Caddede oluşan kalabalık, yeni yılın hazırlığı ve heyecanını temsil ediyor. Caddede ilerlemeye devam ederken ayaklarım beni Kuğulu Park’a doğru götürüyor. Çok sayıda insanın aile ve arkadaşlarıyla buluşma noktası olan parkta, beni Noel Baba’nın atı ile süslenmiş ağaçlar karşılıyor. Ardından ise evrenin en masum varlığı olan çocuklar… Anne ve babalarıyla parka gelen çocuklar, parkın çocuklar için ayrılan oyun bölmesinde kaydıraktan kaymanın keyfini çıkarıyor. Bir taraftan da güvercinleri doyurma güdüsüyle ellerinde tuttukları yemleri güvercin ve kuşlara doğru atan, yine gölün içindeki kuğuları seven çocuklar, parka önemli oranda renk katıyor.

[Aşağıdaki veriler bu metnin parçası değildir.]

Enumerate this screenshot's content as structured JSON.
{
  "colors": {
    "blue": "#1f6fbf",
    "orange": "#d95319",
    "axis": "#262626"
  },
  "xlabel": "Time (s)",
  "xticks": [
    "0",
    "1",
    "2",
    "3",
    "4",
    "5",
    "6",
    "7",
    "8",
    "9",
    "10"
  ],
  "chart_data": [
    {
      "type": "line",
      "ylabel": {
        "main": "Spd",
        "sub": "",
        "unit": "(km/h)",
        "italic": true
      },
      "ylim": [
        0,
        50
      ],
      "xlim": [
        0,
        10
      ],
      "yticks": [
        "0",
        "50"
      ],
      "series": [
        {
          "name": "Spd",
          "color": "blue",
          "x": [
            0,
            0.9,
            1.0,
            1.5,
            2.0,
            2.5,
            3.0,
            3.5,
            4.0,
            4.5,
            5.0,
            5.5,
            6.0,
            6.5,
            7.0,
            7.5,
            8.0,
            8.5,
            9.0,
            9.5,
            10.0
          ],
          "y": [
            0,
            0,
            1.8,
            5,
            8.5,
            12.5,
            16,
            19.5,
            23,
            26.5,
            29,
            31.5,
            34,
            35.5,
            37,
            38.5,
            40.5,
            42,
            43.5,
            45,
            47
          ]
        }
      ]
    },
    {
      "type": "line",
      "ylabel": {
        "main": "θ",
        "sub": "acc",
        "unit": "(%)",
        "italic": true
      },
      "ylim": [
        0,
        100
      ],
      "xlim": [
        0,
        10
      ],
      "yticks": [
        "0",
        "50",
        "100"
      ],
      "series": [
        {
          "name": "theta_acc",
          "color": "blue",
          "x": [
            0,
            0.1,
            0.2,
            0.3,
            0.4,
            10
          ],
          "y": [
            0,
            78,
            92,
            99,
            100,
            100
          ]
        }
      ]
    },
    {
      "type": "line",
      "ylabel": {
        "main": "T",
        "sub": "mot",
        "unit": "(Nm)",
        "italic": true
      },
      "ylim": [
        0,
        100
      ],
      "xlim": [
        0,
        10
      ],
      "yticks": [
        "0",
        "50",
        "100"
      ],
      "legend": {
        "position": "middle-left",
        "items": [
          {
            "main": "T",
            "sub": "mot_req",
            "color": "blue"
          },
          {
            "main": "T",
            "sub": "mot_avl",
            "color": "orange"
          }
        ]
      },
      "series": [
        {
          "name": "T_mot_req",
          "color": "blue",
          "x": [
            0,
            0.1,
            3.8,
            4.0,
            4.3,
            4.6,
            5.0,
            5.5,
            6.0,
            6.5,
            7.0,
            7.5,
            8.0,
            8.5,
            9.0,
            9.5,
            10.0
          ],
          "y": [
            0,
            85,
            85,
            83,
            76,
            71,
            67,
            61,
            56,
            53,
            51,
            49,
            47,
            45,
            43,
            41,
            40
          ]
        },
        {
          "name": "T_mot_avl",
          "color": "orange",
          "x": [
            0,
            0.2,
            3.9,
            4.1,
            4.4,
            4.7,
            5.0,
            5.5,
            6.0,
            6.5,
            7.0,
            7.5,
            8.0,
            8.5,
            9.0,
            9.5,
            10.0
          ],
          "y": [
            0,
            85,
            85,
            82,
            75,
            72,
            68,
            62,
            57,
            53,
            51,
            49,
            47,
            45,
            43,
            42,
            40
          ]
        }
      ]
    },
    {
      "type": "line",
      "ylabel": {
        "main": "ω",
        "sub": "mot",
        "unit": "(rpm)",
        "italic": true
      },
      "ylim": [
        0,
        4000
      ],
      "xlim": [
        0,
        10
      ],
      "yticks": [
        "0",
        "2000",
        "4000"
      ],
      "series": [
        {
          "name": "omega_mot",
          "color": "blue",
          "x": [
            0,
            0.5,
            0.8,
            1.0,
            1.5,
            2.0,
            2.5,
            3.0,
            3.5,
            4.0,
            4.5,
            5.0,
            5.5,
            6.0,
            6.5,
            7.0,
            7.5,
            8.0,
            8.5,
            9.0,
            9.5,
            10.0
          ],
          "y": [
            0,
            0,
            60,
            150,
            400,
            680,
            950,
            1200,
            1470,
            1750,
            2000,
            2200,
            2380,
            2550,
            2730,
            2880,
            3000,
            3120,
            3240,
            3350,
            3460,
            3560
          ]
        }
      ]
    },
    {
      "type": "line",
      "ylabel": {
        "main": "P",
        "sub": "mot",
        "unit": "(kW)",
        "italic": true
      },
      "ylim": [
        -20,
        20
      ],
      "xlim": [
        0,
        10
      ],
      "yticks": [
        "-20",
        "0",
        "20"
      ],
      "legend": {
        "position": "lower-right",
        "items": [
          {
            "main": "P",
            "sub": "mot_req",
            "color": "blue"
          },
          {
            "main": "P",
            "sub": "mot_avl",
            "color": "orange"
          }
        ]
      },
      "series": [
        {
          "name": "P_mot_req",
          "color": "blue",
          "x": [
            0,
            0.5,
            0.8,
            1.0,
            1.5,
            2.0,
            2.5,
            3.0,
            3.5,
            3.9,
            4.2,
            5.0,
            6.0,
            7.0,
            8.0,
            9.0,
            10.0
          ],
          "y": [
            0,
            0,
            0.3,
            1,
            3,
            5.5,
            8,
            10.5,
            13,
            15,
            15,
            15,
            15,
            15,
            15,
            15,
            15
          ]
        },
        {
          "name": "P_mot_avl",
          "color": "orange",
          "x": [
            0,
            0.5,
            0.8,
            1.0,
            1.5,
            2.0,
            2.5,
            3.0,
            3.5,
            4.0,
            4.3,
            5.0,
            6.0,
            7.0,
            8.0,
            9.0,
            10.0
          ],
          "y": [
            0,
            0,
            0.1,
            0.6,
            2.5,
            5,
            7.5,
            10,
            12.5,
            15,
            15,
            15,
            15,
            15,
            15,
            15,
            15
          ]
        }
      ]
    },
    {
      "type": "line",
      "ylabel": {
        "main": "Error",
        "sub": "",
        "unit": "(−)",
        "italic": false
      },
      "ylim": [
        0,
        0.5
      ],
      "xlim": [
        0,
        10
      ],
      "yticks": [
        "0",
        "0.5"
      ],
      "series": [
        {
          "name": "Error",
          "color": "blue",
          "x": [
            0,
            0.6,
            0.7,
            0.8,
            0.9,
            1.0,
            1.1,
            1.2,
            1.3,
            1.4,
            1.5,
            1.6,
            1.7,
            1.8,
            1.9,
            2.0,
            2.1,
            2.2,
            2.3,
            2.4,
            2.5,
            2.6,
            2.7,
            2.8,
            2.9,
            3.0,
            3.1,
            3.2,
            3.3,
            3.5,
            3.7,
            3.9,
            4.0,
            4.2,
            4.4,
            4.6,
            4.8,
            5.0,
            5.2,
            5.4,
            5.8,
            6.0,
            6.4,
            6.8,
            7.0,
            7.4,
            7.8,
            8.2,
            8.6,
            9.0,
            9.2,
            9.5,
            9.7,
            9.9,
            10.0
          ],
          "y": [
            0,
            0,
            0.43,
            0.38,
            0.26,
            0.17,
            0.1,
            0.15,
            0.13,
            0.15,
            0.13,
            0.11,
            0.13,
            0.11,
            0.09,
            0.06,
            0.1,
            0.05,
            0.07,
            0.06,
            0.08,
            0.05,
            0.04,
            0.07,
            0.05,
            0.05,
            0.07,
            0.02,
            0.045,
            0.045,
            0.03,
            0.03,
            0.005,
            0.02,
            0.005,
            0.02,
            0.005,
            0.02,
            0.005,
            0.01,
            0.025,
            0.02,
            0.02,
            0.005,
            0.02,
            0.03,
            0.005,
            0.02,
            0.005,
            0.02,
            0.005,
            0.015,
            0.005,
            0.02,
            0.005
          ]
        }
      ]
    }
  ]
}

Kuğulu Park’ta kozmopolit bir oksijen solumaya başlıyorum. Çeşitli renk, inanç ve dile sahip olan insanlarla dolu bu park. Farklılıkların bir aradalığının insanı güzelleştiren bir etken olduğunu bir kez daha kavramış oluyorum.
 
Ellerindeki kahvelerle banklarda oturup sohbete koyulan insanların yanı sıra sevdikleriyle yılın son karelerini çekilenler, çocuklarıyla oyun oynayanlar ve yürüyüş yapanlar… Öyle bir kalabalığa ev sahipliği yapıyor ki park, oturacak yer bulunamıyor.
 
Yaşamın görünmeyen tarafına geçiyorum
 
Parktan ayrılıp yoluma devam ettiğimde ise görünen yaşamın görünmez kılınanlarıyla karşılaşıyorum bu defa. Sokakta mendil satarak geçinmeye çalışan 60 yaşlarında bir teyze dikkatimi çekiyor. Kaldırımda yanına oturup sohbete koyuluyorum. “3 gün boyunca evden çıkamayacağım, yani çalışamayacağım. Biraz daha bekleyip ekmek paramı çıkarmaya çalışacağım” sözleriyle ülkenin geldiği noktayı ifade ediyor. Kendisinin hemşire olduğunu ancak İstanbul’a sınava gidemediği için mesleğini yapamadığını ve bunca yıl çalışmak zorunda olduğunu kaydediyor. Emeklilik yaşı gelmesine rağmen emekli olamayan teyze, iktidarı ve sistemi eleştirip duruyor.
 
Yılın son gününde akşama kadar dışarı “çıkma izni” olan insanlar, verilen izni son saniyesine kadar geçirmeye niyetli. Çünkü onları bekleyen 3 günlük yasak var.
 
Ve 3 günlük yasak başlıyor
 
Gelelim 31 Ocak akşamı başlayan ve 4 Ocak sabahına kadar devam eden “yılbaşı” yasağına. Yılbaşı kutlamalarının yasaklandığı ülkede, günlerce sosyal medya gündemini meşgul eden konu “Müslümanlar yılbaşını kutlamaz” cümlesiydi.  Buradan anlıyoruz ki, Hristiyanların İsa’nın doğuş tarihi olarak 25 Aralık’ta kutladığı “Noel Bayramı” ile tüm dünya halklarının ortak kutladığı “yeni yıl” karıştırılıyor. Bu söylem, farklı inançların inançsal kutlamalarına da saygı gösterilmediğinin resmi. Yine bu söylem Türkiye başta olmak üzere dünyanın her yerinde süregelen ırkçılığın da tasviri.
 
 Yasak ‘ihlalinin’ tek bahanesi ekmek almak
 
3 günlük yasak süresi boyunca işe gitmek zorunda olan emekçiler de vardı elbette. Ancak ülkenin yarısından fazlası bu 3 günlük süreyi evde geçirmek zorunda kaldı. Sokaklardaki hayvanlar ve evsiz insanların daha görünür kılındığı bir 3 gün… Saat 10.00 ile 17.00 arasında marketler açık olduğundan insanlara markete kadar uğrayıp, ihtiyaçlarını karşılama “izni” veriliyor. Dışarı çıkıp hava almak, yürümek isteyen yurttaşlar ise ancak market bahanesiyle kaçamaklar yapabiliyor.
 
Yeni yılın eski yılı aratmaması, güzelliklerle geçmesi ise ortak temenniler arasında. Yeni yılın güzellik ve özgürlük doğurması dileği ile özgür yarınlar diliyorum.